My phone buzzed. I looked at the screen, it said "Reminder: 7:00 One Positive Thing". I had set the daily reminder for myself in an attempt to redeem any bad day by recalling an enlightening moment to turn around all else. In this moment, it seemed cruelly ironic as I was seething with rage.
I had gone out busking. It had been a good day. Over 2 hours in as I approached the end of my stint, I played the song "Low". A random lowlife walked by and snarked, "Yeah, earn that money like a stripper." I didn't much care for his statement, but I was accustomed to shrugging off such remarks, plus he kept walking was already pretty much gone. Then, a huge figure cloaked in a ratty red flannel shirt approached my bag. Her (?) dirty gray curls and overall appearance didn't seem much like a donor. She was reaching into my bag. Occasionally, people took change when they put in a bigger bill, but usually they asked. The person was silent and walked away. I didn't notice any money in her hand as it came out from the bag. But it was extremely suspicious -- I may just have missed it. I turned to onlookers and asked them, "Did that person just steal from my bag?" "Yeah." "What! That's fucked up. Why didn't you tell me?!" "I thought you saw..."
I was infuriated. Red flannel had me seeing red. I had considered this before -- the possibility of someone stealing from the bag -- but had resolved that it didn't really matter that much as they wasn't really a personal loss. Despite this hypothesis, when it actually happened, I was angry beyond myself. I considered running after her, but that would risk even more loss (of money or boombox). And even if I'd caught her, what was I going to do? Rob a (probably) homeless (definitely) obese (probably) woman? No, there was too much uncertainty there. The only certain thing was that I was furious. I was too close to the end of my shift to regain composure and continue so I packed up walked away.
As I walked down the street, I turned my music off. I was caught in the riptides of fury over this. Why did this bother me so much? It wasn't my money. Every dollar put into the bag meant more for me. It was faith -- in my idea and in me. It represented a trust that I felt had been betrayed. Even though it wasn't directly my fault, I felt responsible. I carried this burden -- this guilt.
My thoughts devolved further yet. I realized how vulnerable I was on the street. Why did I leave the comfort of my home to trudge through such a jungle?
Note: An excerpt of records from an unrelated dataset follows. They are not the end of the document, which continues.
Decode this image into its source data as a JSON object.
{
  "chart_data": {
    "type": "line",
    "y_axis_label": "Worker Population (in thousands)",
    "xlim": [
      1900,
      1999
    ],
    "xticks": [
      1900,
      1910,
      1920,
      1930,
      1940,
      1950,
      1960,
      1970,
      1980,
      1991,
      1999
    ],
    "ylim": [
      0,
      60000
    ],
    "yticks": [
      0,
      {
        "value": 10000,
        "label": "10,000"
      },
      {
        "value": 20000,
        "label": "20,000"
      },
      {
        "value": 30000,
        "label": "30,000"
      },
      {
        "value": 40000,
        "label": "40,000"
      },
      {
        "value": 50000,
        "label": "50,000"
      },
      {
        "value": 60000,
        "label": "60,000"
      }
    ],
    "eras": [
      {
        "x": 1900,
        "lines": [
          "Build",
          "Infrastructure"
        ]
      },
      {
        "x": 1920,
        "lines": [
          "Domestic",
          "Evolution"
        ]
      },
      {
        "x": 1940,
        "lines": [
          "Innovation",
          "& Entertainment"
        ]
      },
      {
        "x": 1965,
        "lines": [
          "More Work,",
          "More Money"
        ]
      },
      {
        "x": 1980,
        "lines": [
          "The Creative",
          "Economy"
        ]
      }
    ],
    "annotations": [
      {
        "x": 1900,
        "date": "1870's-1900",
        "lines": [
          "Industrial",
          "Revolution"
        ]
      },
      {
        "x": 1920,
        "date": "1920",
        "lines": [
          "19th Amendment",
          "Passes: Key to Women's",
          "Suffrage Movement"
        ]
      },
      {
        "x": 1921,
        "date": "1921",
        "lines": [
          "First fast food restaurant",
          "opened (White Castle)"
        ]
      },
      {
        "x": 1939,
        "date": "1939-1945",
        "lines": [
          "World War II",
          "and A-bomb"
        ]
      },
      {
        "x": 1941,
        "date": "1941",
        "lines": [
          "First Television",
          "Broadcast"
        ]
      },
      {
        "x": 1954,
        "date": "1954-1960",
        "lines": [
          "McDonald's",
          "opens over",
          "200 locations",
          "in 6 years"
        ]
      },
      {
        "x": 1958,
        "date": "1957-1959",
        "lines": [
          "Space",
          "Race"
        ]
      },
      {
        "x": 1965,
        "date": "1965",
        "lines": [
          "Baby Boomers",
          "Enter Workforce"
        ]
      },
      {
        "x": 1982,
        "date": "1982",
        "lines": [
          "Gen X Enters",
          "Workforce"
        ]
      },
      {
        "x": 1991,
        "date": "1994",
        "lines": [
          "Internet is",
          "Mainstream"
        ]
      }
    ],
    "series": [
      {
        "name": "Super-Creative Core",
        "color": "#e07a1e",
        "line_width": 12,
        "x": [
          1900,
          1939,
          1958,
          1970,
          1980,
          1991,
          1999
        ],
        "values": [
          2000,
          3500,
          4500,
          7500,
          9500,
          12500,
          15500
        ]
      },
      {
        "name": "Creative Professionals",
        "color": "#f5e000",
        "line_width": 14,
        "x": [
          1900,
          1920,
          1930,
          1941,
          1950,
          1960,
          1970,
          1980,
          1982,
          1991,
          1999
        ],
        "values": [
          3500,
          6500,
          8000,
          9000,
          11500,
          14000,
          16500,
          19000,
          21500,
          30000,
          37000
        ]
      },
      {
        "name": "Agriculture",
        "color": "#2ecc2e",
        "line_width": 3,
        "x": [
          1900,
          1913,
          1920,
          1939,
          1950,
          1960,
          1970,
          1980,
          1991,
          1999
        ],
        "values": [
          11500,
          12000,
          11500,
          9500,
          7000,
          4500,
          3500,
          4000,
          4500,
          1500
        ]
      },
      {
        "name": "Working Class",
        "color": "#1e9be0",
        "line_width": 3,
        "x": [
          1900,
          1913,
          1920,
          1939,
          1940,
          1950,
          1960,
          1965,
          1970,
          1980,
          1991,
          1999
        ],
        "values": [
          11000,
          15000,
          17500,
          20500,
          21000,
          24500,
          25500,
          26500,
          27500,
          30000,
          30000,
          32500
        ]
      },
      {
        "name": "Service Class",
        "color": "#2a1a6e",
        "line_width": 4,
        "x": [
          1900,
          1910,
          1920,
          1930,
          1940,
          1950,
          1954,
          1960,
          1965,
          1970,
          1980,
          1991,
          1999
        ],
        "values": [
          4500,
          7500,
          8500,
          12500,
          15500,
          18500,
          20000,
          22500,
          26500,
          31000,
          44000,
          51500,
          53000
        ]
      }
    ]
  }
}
I was basically putting myself in a position to be physically harmed, verbally abused and/or victimized by criminals during every excursion. This could happen every time. Not only was I physically vulnerable, but more importantly, I was placing myself in a position where a single occurrence could occupy my entire mind and ruin my entire day. There was an emotional vulnerability which was married to my endeavors as well. This was an even higher toll.
And so my day was ruined by a scumbag... I drove home through the mental fog and violent thoughts which made me feel even worse. This was all I could think about or seemingly remember. I couldn't remember the moment all of the good that had preceded this minor catastrophe. I couldn't remember the other homeless guy who walked up with his cane and garbage bag full of belongings and reached into the bag to pull out and donate a bag of Snickers bites. I couldn't remember the Asian guy who asked if I would tag him in and then took center stage for a brilliant moment to drop some ferocious b-boy moves. I couldn't remember the chubby little kid in the down jacket who danced with me despite being mocked and nearly tackled (lovingly) by his sibling. I couldn't remember the adorable little girl in the flowing flowery dress that twirled beautifully when she turned in her bright red half-inch heels. I couldn't remember the muscular dude with the hipster beard who joined me in a dance triggering an enormous applause from the audience. I couldn't even remember the other random guy who came up to me and gave me a Milky Way. I had held the ENTIRE galaxy in my hand, and all I could remember was being skimped a few bucks by an anonymous poor person.
Or maybe I could remember everything else. Maybe I COULD remember all the good. Because I needed to remember. That's why I set the reminder, after all, and it was only 10 minutes until 7:00.